シトカではまだ鰊がいますが、その数は年々減ってきているそうです。
「このままだと日本の二の舞になる」、とリンギットの人たちは懸念しています。リンギットの漁師は、ハマンダの論文のことをアラスカのFish&Wildlife Deptに話す、といっていました。どんな形であれ、役に立てれば、勉強した甲斐があります。
僕もずっとクリンギットと書いていたんですけどね、シトカにいって実際話してみると、笑雲さんの言うとおり、最初のTはほとんど発音しない、というか僕の耳では聞こえなった。なので、オリジナルの発音に近いリンギットと表現しておきました。
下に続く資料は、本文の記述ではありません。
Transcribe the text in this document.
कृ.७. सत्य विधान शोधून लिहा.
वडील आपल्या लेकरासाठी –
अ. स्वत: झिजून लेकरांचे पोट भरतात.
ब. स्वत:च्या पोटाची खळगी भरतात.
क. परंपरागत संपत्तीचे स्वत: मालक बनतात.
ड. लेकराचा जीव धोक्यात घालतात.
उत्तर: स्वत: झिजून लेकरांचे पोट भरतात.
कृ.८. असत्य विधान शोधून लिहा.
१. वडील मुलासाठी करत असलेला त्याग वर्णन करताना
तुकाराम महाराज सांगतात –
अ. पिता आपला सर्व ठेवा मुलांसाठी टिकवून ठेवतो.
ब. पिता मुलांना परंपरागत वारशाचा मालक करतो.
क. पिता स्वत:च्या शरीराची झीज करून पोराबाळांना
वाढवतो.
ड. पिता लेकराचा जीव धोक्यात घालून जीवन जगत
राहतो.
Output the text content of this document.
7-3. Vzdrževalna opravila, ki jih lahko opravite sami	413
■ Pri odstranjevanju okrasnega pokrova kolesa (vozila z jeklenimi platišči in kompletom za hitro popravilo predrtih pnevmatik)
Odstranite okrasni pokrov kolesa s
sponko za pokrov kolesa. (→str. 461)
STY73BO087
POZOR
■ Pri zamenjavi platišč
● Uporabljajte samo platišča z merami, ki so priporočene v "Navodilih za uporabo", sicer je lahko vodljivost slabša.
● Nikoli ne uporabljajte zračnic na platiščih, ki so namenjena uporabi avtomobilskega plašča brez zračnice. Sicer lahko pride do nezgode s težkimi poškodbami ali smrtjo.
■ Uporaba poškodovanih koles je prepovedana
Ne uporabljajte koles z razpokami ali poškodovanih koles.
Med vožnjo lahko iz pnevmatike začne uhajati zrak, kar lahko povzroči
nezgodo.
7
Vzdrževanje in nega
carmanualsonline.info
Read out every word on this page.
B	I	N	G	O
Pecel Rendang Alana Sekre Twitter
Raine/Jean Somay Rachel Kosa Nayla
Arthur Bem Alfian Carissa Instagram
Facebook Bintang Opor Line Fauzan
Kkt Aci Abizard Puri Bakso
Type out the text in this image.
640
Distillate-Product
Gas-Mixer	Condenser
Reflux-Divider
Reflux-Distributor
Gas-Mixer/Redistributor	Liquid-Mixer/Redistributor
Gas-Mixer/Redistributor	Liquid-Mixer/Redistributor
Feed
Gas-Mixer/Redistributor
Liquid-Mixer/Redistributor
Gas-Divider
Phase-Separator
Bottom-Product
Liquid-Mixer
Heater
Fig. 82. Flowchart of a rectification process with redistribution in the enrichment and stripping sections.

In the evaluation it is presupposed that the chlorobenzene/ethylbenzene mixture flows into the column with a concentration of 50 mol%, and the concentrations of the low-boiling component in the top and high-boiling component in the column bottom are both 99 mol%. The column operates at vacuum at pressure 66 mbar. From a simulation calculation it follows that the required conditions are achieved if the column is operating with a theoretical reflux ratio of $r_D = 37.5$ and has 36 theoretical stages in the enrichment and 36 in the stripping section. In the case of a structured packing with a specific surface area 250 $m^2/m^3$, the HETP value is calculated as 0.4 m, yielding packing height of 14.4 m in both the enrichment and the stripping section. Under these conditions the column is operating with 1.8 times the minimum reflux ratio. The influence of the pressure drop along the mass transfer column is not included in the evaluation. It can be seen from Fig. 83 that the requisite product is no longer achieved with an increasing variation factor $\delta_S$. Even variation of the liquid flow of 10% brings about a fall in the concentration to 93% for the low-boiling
Posted by: ハマンダ | Thursday, July 31, 2008 10:12 AM
「ク」というか「ト」というか、そのふたつの混ざった音というか、口のなかで跳ねるような声にならない音というか、Tlingit とアルファベットで書く最初の「T」をどうするかには悩むことが多いけれど、ハマンダさんのいうように「リンギツト」と書くのもいいように思う。でも「リンギット」の前に一拍あるというか、ただの「り」ではなく、口が横に広がって舌が一瞬動くような、ちょっとした間のようなものがありませんか。もちろん活字にはできないけどさ。:-)
笑雲
Posted by: Kitayama "Smiling Cloud" Kohei | Thursday, July 31, 2008 10:55 AM
Tlingit (Lingit) には、笑雲さんのおっしゃる「ク」というか「ト」の音、英語のKやXに当たる音が16あるそうです。英語では一つしかない、と。
Tといれて書いた方が、Tlingit (Lingit)語には16ものKやX音があるという事実を示せる一方、発音でいえば、Lingitの方がやや近い(?)ですよね。
シトカでTlingit (Lingit)語を教える先生は、最近のEメールではLingitと書いていました。活字にしないと、言語保存がやっぱりうまくいかない現状。先住諸民族それぞれで、どう書いてほしいのか決めてもらうのが一番ですね。